Since 2001, the battle against terrorism has refocused and expanded the C.I.A.'s air operations. Aero's staff grew to 79 from 48 from 2001 to 2004, according to Dun and Bradstreet. Despite the difficulty of determining the purpose of any single flight or who was aboard, the pattern of flights that coincide with known events is striking.

When Saddam Hussein was captured in Iraq the evening of Dec. 13, 2003, a Gulfstream V executive jet was already en route from Dulles Airport in Washington. It was joined in Baghdad the next day by the Boeing Business Jet, also flying from Washington. Flights on this route were highly unusual, aviation records show. These were the first C.I.A. planes to file flight plans from Washington to Baghdad since the beginning of the war.

Flight logs show a C.I.A. plane left Dulles within 48 hours of the capture of several Al Qaeda leaders, flying to airports near the place of arrest. They included Abu Zubaida, a close aide to Osama bin Laden, captured on March 28, 2002; Ramzi bin al-Shibh, who helped plan 9/11 from Hamburg, Germany, on Sept. 10, 2002; Abd al-Rahim al-Nashri, the Qaeda operational chief in the Persian Gulf region, on Nov. 8, 2002; and Khalid Shaikh Mohammed, the architect of 9/11, on March 1, 2003.

A jet also arrived in Riyadh, Saudi Arabia, from Dulles on May 31, 2003, after the killing in Saudi Arabia of Yusuf Bin-Salih al-Ayiri, a propagandist and former close associate of Mr. bin Laden, and the capture of Mr. Ayiri's deputy, Abdullah al-Shabrani.

Flight records sometimes lend support to otherwise unsubstantiated reports. Omar Deghayes, a Libyan-born prisoner in the American detention center at Guantánamo Bay, Cuba, has said through his lawyer that four Libyan intelligence service officers appeared in September in an interrogation cell.

Aviation records cannot corroborate his claim that the Libyan interrogators questioned him and threatened his life. But they do show that a Gulfstream V registered to one of the C.I.A. shell companies flew from Tripoli, Libya, to Guantánamo on Sept. 8, the day before Mr. Deghayes reported first meeting the Libyan agents. The plane stopped in Jamaica and at Dulles before returning to the Johnston County Airport, flight records show. The same Gulfstream has been linked - through witness accounts, government inquiries and news reports - to prisoner renditions from Sweden, Pakistan, Indonesia and Gambia.

So, rather than purchase aircraft outright, the C.I.A. prudently uses shell companies whose names appear unremarkable in casual checks of F.A.A. registrations. On closer examination, however, it becomes clear that those companies appear to have no premises, only post office boxes or addresses in care of lawyers' offices - a smart move indeed when fighting enemies who have no morals, no qualms while sawing off peoples heads, mailing anthrax, blowing off pubs and school buses while fighting an asymmetric war.

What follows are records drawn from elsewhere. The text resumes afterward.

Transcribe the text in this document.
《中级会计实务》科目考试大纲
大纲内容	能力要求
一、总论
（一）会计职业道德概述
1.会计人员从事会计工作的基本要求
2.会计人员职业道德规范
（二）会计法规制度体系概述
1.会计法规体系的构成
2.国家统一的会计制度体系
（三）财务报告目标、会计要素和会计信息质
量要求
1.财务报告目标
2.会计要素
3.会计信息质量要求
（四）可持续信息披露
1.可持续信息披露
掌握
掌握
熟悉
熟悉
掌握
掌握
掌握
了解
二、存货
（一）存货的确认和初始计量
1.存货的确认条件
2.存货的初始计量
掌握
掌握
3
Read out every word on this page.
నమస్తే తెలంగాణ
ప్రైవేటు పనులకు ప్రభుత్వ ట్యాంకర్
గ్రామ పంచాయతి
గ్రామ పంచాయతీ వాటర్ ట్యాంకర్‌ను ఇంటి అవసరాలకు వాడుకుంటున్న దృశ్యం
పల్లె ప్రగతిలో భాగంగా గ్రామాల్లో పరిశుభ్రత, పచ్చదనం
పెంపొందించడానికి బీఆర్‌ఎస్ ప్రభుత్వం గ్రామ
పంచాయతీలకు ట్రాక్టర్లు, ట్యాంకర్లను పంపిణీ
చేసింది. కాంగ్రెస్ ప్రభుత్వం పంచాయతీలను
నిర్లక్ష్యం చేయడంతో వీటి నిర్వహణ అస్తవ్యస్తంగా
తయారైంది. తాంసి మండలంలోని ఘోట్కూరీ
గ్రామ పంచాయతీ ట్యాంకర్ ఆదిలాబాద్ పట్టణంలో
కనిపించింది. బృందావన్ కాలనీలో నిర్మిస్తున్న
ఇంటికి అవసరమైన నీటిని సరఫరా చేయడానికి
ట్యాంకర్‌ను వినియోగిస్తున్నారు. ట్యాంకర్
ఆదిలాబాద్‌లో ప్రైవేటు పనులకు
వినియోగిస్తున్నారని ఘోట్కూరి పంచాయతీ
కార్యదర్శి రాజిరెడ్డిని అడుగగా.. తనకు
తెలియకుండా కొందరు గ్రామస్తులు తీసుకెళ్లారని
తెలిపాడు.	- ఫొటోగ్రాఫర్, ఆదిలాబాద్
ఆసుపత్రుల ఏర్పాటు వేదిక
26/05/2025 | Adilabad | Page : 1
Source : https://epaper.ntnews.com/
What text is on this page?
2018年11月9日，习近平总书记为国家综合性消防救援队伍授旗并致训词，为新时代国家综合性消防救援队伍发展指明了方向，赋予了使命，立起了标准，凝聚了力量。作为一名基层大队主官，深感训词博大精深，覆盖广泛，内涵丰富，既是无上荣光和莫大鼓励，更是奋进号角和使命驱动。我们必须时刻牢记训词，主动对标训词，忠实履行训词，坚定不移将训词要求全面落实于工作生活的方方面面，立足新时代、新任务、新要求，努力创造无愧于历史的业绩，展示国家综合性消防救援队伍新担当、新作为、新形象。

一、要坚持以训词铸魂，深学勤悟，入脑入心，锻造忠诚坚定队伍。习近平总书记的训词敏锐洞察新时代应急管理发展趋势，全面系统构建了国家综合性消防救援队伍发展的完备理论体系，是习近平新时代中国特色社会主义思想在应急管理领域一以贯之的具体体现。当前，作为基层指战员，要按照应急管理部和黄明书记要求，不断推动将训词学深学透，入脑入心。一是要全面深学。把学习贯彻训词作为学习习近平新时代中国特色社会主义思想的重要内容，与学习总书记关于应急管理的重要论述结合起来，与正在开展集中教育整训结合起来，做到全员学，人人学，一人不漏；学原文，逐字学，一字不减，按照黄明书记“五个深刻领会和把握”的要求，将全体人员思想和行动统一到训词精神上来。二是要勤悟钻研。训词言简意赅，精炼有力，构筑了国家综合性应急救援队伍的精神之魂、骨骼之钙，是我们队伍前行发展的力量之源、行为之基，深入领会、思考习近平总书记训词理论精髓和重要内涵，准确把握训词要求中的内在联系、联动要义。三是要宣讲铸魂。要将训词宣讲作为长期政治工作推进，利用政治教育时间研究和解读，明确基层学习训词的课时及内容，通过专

The officers and directors, of these airline companies listed in state corporate databases, seem to have been invented. A search of public records for ordinary identifying information about the officers - addresses, phone numbers, house purchases, and so on - comes up with only post office boxes in Virginia, Maryland and Washington, D.C. This is necessary to fox the 5th columnists in the US who would want to scuttle the war effort.